The discoveries in the Spanish cave Sima de los Huesos in the Sierra de Atapuerca have generated an interesting and controversial hypothesis among paleoanthropologists. They hypothesized that the distant ancestors of man, in order to survive during cold and hungry winters, tried to plunge into a kind of suspended animation, prolonged sleep with minimal energy consumption. Let us clarify right away that they did not succeed, but the very possibility of such a procedure without complex technologies does not seem absurd.
The ability to hibernate is also present in large animals, such as bears, and in small rodents, even crocodiles can hibernate by freezing into the ice. That is, people have a genetic basis, a physiological ability to repeat this. The problem is in the conditions of the process - even with a very slow metabolism, the body still expends energy. Therefore, the bear actively feeds itself before hibernation, gains a huge fat reserve, but the human body cannot pull off such a trick.

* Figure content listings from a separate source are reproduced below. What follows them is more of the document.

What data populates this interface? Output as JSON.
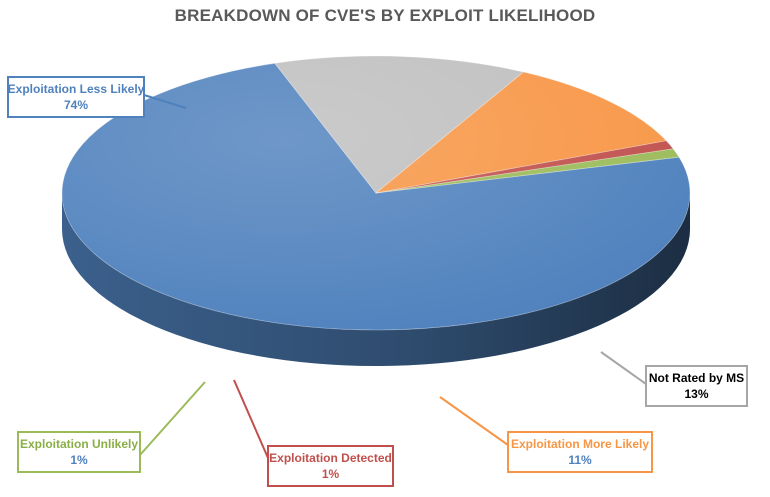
{
  "chart_data": {
    "type": "pie",
    "title": "BREAKDOWN OF CVE'S BY EXPLOIT LIKELIHOOD",
    "style": "3d-pie",
    "slices": [
      {
        "label": "Exploitation Less Likely",
        "value": 74,
        "display": "74%",
        "color": "#4f81bd"
      },
      {
        "label": "Not Rated by MS",
        "value": 13,
        "display": "13%",
        "color": "#bfbfbf"
      },
      {
        "label": "Exploitation More Likely",
        "value": 11,
        "display": "11%",
        "color": "#f79646"
      },
      {
        "label": "Exploitation Detected",
        "value": 1,
        "display": "1%",
        "color": "#c0504d"
      },
      {
        "label": "Exploitation Unlikely",
        "value": 1,
        "display": "1%",
        "color": "#9bbb59"
      }
    ],
    "legend": "none"
  }
}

Fat is extremely important for suspended animation, its deficiency leads to illnesses upon awakening, which is repeatedly observed in the same bears. For a person, this is fraught with rickets, fibrous osteitis, renal osteodystrophy and other dangerous ailments. On the bones of the remains of ancient hominids in a Spanish cave, just such traces were found, plus unexplained signs of explosive growth in adolescents. As if they did not grow for six months at all, and then "catch up" the gap in a matter of months.
The main difficulty of this study is the age of the remains, which exceeds 430, 000 years. These are hominids, but not the fact that they were our direct ancestors. Perhaps, in ancient times, these creatures really gathered on the eve of winter in deep caves with a stable microclimate and covered the whole tribe for several months. This did not work for them, they were very sick after waking up, but this method of wintering allowed them to avoid starvation of most members of the community.